GEORGE CARLIN
(May 12, 1937-June 22, 2008)
By Bill Maher
Before Carlin came along in the late '60s, comedy was the ''Take my wife please!'' kind of comedy. Carlin was one of the guys who said, No, we're going to take comedy out of the Catskills and we're going to make it urban-based. We're going to make it hip. We're going to make it something that you don't necessarily want to listen to with your kids.
I don't know any comedian who doesn't look up to him. Not every comedian works in the same kind of vein that he did. There are comedians who are nothing like him. But I would be hard-pressed to find one who doesn't admire him.
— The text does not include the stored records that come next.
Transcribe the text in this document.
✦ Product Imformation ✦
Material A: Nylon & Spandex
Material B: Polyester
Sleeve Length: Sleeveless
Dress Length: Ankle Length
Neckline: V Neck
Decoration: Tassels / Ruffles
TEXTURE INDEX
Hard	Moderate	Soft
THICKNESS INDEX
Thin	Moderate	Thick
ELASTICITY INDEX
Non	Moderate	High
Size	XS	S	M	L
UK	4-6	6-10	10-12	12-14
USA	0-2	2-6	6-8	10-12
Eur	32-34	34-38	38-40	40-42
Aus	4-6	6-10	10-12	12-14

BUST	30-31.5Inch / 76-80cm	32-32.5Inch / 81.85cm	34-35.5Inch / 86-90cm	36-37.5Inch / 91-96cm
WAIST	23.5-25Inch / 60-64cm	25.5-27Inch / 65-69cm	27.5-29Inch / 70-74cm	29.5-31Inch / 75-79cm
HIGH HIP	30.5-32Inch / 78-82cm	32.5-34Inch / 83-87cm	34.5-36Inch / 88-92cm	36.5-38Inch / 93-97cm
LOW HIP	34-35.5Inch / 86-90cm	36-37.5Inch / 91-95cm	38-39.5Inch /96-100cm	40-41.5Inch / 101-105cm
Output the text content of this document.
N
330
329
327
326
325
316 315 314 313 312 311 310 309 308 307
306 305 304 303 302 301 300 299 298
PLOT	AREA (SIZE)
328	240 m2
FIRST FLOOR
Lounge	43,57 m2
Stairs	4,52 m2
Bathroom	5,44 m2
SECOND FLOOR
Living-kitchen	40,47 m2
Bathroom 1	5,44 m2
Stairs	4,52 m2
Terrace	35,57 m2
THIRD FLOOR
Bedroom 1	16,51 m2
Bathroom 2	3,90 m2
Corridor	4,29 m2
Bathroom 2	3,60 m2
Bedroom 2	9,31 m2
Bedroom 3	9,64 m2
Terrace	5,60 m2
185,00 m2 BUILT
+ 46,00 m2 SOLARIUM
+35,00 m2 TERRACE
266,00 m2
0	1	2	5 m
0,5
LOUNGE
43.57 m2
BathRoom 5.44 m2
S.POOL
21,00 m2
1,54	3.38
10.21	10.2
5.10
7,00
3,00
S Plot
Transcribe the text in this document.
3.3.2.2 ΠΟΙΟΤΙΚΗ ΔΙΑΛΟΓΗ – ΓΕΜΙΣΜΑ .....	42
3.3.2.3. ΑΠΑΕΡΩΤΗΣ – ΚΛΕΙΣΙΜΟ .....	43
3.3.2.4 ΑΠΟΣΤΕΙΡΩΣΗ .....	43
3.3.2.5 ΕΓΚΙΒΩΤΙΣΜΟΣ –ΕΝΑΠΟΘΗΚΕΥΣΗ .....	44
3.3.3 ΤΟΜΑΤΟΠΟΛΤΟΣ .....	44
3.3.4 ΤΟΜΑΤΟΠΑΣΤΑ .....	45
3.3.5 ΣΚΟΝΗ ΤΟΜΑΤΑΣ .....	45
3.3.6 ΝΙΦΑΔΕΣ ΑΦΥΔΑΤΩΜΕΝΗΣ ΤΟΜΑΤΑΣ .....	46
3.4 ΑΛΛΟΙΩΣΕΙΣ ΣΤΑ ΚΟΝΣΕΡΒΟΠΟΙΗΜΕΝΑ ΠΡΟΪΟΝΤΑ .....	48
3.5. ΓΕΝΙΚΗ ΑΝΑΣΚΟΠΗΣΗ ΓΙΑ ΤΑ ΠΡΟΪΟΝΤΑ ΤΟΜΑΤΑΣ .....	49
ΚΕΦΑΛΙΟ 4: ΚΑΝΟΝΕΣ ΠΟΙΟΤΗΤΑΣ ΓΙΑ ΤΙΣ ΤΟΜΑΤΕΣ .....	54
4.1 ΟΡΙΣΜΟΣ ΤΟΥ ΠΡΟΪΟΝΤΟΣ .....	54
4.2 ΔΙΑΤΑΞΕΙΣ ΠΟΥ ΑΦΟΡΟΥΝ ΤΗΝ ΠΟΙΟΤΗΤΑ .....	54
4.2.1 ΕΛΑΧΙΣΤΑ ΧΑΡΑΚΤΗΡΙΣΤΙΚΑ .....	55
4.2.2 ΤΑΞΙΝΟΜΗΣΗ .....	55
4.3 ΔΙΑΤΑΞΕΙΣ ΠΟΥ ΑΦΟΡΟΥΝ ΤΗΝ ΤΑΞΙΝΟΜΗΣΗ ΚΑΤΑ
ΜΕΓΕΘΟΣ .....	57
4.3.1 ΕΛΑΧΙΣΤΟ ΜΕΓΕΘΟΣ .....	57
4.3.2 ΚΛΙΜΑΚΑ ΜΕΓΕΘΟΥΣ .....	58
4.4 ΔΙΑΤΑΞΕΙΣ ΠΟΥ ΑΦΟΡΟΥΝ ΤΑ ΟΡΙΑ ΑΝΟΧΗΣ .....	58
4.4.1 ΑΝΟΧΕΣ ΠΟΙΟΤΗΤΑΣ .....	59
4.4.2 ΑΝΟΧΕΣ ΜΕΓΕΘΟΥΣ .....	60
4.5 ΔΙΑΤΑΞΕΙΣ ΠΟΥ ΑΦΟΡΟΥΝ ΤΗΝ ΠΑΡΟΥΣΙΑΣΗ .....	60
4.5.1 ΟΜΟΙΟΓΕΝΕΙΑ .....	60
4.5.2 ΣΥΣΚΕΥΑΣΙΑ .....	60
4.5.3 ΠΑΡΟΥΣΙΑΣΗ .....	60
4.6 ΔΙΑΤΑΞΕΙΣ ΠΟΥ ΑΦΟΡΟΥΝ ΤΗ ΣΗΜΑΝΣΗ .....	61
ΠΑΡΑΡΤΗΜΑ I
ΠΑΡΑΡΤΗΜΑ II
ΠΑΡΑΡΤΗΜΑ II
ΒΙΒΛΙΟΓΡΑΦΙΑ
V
He was the only person I ever heard who talked about religion in the way that I thought about religion. Comedians have always made jokes about religion, but they weren't subversive. But he said that religion was stupid and dangerous. And that was very powerful to me, that someone could say that publicly.
A lot of people still aren't willing to accept his brand of comedy. The proof to me was this year, when he was up for an Emmy for his comedy special [George Carlin: It's Bad for Ya]. There's a law in show business: If you die, you get the award. But they gave it to Don Rickles. And that just made me love [Carlin] even more. Even in death, this guy is too out-there for the squares.
Carlin, 71, died of heart failure in Santa Monica.